Elissa wrinkled her nose. “No offense, but I find it really hard to believe they’re that fond of your grandmother.”

“I keep expecting to find a closet full of bamboo canes, or a medieval torture rack behind a closed door. She had meetings scheduled all day. Every department reported to her daily. The restaurant personnel were expected to come to her.”

“You’ll get it sorted out,” she told him, confident it was true. The man had handled troops while under fire—how hard could it be to whip an office staff into shape?

“There’s so much to learn,” he said. “I never paid attention to the restaurant business before. They don’t even call it a restaurant. It’s a store.”

She grinned. “I know.”

He shook his head. “Sorry—you work in a restaurant. Then you know what I’m talking about.
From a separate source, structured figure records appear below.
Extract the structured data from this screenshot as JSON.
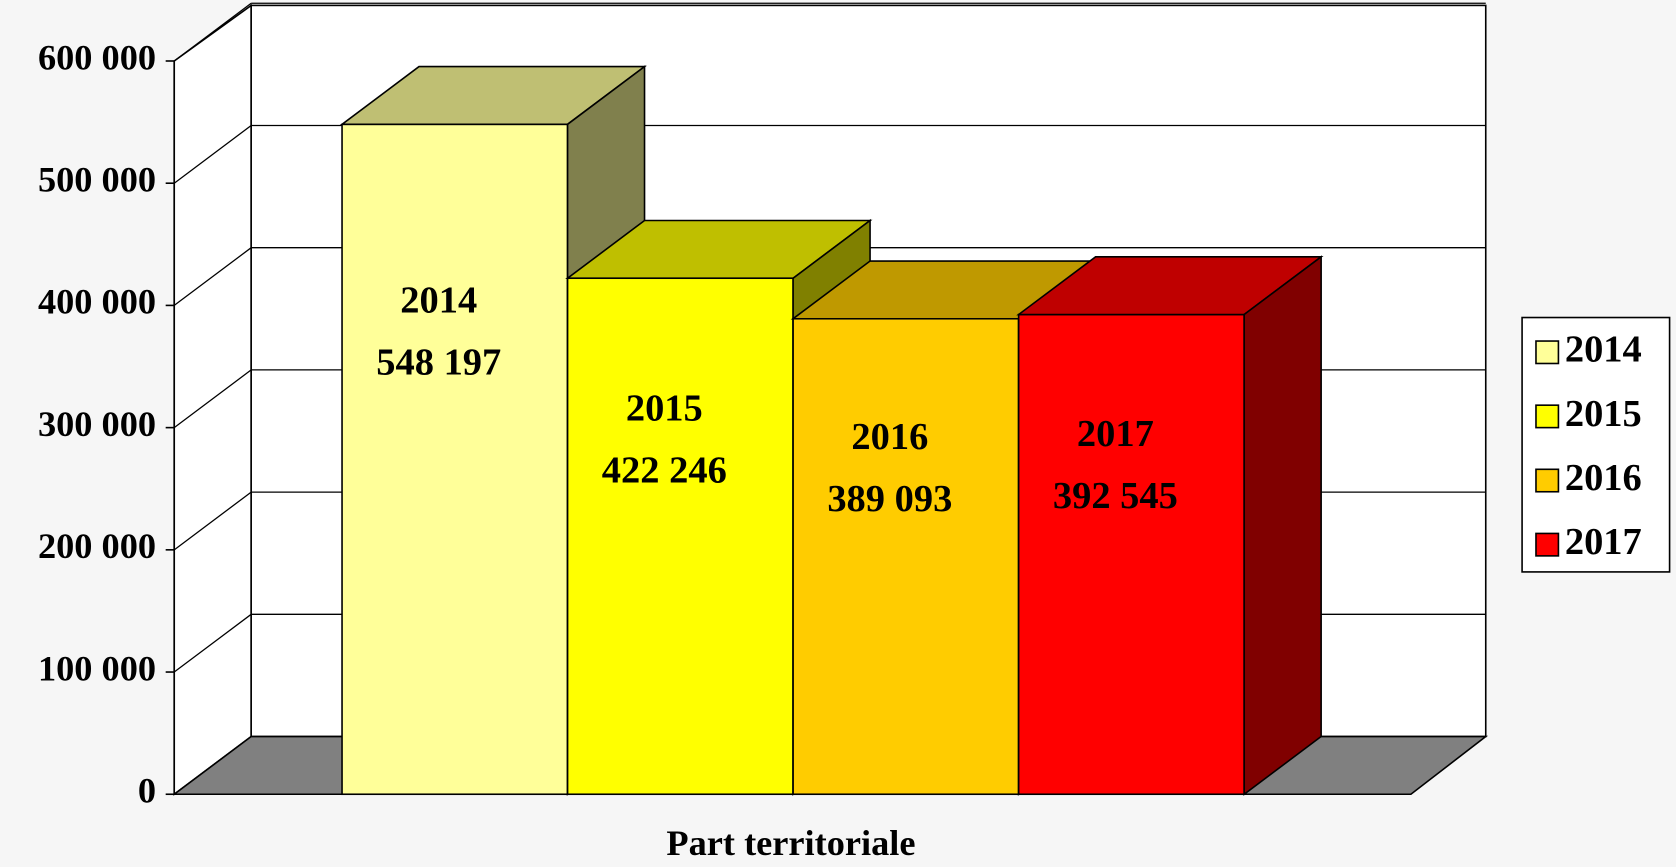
{
  "chart_data": {
    "type": "bar3d",
    "x_label": "Part territoriale",
    "categories": [
      "Part territoriale"
    ],
    "series": [
      {
        "name": "2014",
        "color": "#FFFF99",
        "values": [
          548197
        ],
        "value_labels": [
          "548 197"
        ]
      },
      {
        "name": "2015",
        "color": "#FFFF00",
        "values": [
          422246
        ],
        "value_labels": [
          "422 246"
        ]
      },
      {
        "name": "2016",
        "color": "#FFCC00",
        "values": [
          389093
        ],
        "value_labels": [
          "389 093"
        ]
      },
      {
        "name": "2017",
        "color": "#FF0000",
        "values": [
          392545
        ],
        "value_labels": [
          "392 545"
        ]
      }
    ],
    "ylim": [
      0,
      600000
    ],
    "yticks": [
      0,
      {
        "value": 100000,
        "label": "100 000"
      },
      {
        "value": 200000,
        "label": "200 000"
      },
      {
        "value": 300000,
        "label": "300 000"
      },
      {
        "value": 400000,
        "label": "400 000"
      },
      {
        "value": 500000,
        "label": "500 000"
      },
      {
        "value": 600000,
        "label": "600 000"
      }
    ],
    "grid": true,
    "legend": "right"
  }
}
Cal, one of my brothers, is giving me a crash course in restaurant management. There are fixed costs, like the building. Food costs and labor costs are broken down by the meal. Penny, Cal’s wife, is a chef. I’m meeting with her next week to learn about the back of the store. I don’t know anything about how a kitchen works.”

“Not even in real life,” she murmured.

He narrowed his gaze. “Is that a crack about my cooking?”

“To the best of my knowledge, you don’t cook.”

“What’s your point?”

“That it’s all information you can learn. If you have good people in place, then the restaurants will take care of themselves.”

“They’d better.” He leaned back in his chair and grabbed the iced tea she’d made. “I never much thought about the family business as anything real. It was just something I wanted to avoid. Now I feel like I’m rescuing people from the bowels of hell.”

“You are. I know she’s your grandmother and you probably love her very much—”

“Not really.”

She didn’t believe that. Family was impossible to ignore forever. Look how long she’d tried, and there were still days she thought about her parents and wondered if she ever crossed their minds.

“I’m just saying,” she continued, “she couldn’t have been someone easy to work for. You’re doing a good thing.”

He shrugged uncomfortably.

“Speaking of being foolish…” she said.

“Were we?”

“Sort of. I talked to my boss. He knows your grandmother, but they’re not close and there’s no way she could have convinced him to fire me. I can’t believe I let her intimidate me that way. I just collapsed like a wet tissue. I should have been stronger than that.”

“Elissa, I have grown men with MBAs cowering behind their desks. It’s not you. Gloria would terrify anyone.”

“She doesn’t scare you.”

“I know her. Don’t take it personally. You’re plenty tough.”